Один из комплектов принадлежал Бену Фишеру. На втором стояла фамилия, которую он поначалу не узнал. Потом его словно ударило.
Перед ним была девичья фамилия Розалинды Фишер.
Они оба принимали участие в исследовании. Может быть, даже познакомились там. А необычные снимки мозга принадлежали не Бенджамину. Они принадлежали матери Рени.
ГЛАВА 45
Габби получила от Рени эсэмэску. Она писала, что привезла ей керамику, и спрашивала, можно ли встретиться в парке в Риверсайде, в том самом городке, где Габби училась в колледже, а Бен Фишер преподавал психологию. Не только этот парк, а вообще все парки для нее были невыносимы. Она не ходила в парки. Когда Габби заартачилась, Рени напомнила ей совет ее психотерапевта: «Иногда оказаться лицом к липу с тем, чего боитесь, лишает это силы». Просто деревья и дорожки для бега трусцой. Просто симпатичный парк.
И она доверилась Рени.
Несколько дней назад она была в ужасе от возможной встречи с ней и едва не отказалась. Но после разговора с Рени возникло чувство, что они знают друг друга целую вечность. В каком-то смысле так и было. Они пережили одинаковую травму. Пусть Габби жила как тень, но обе они выжили. Так что возвращение в городок, где на нее напали, может стать следующим шагом. Если Рени думает, что это поможет, Габби готова вытолкнуть себя из зоны комфорта.

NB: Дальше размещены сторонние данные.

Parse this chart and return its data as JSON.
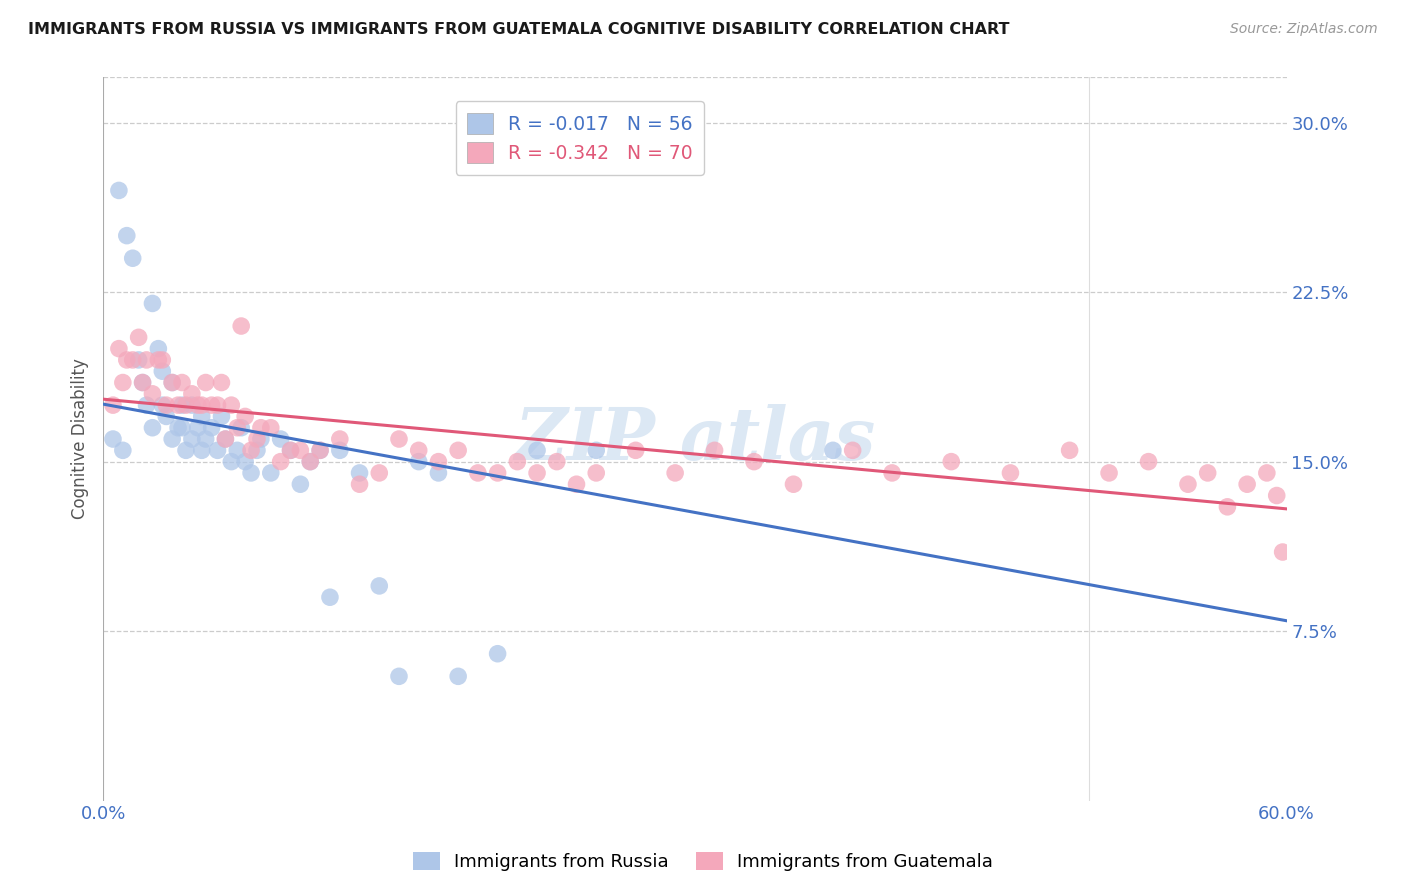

Но она не была готова рассказать мужу, что происходит. Вместо этого она надела красное платье и черные колготки и сказала, что встречается с подругой. Муж никогда не задавал лишних вопросов, и это означало, что ей никогда не приходилось слишком много лгать. Сегодня он явно испытал облегчение оттого, что у нее достаточно энергии, чтобы выйти из дома.
Но храбрость вещь смешная. Отвернешься — она может заколебаться и исчезнуть. Несколько раз по дороге в Риверсайд ей приходилось останавливаться, если она видела место для отдыха. Если попадался знак заправки или кофейни, она сворачивала туда. Несколько раз она порывалась позвонить Рени, чтобы та ее поддержала, но всякий раз удерживалась. Ей хотелось быть храброй. Она не хотела ни на кого опираться. Ей хотелось стать больше похожей на Рени.
В городке она доехала по навигатору до зеленой зоны и беговых дорожек. Приехала чуть раньше времени. Сердце колотилось, она списала это на кофе. Припарковавшись на пустой площадке, убедилась, что дверцы заперты, потом постаралась успокоить дыхание, ежеминутно взглядывая на часы в телефоне.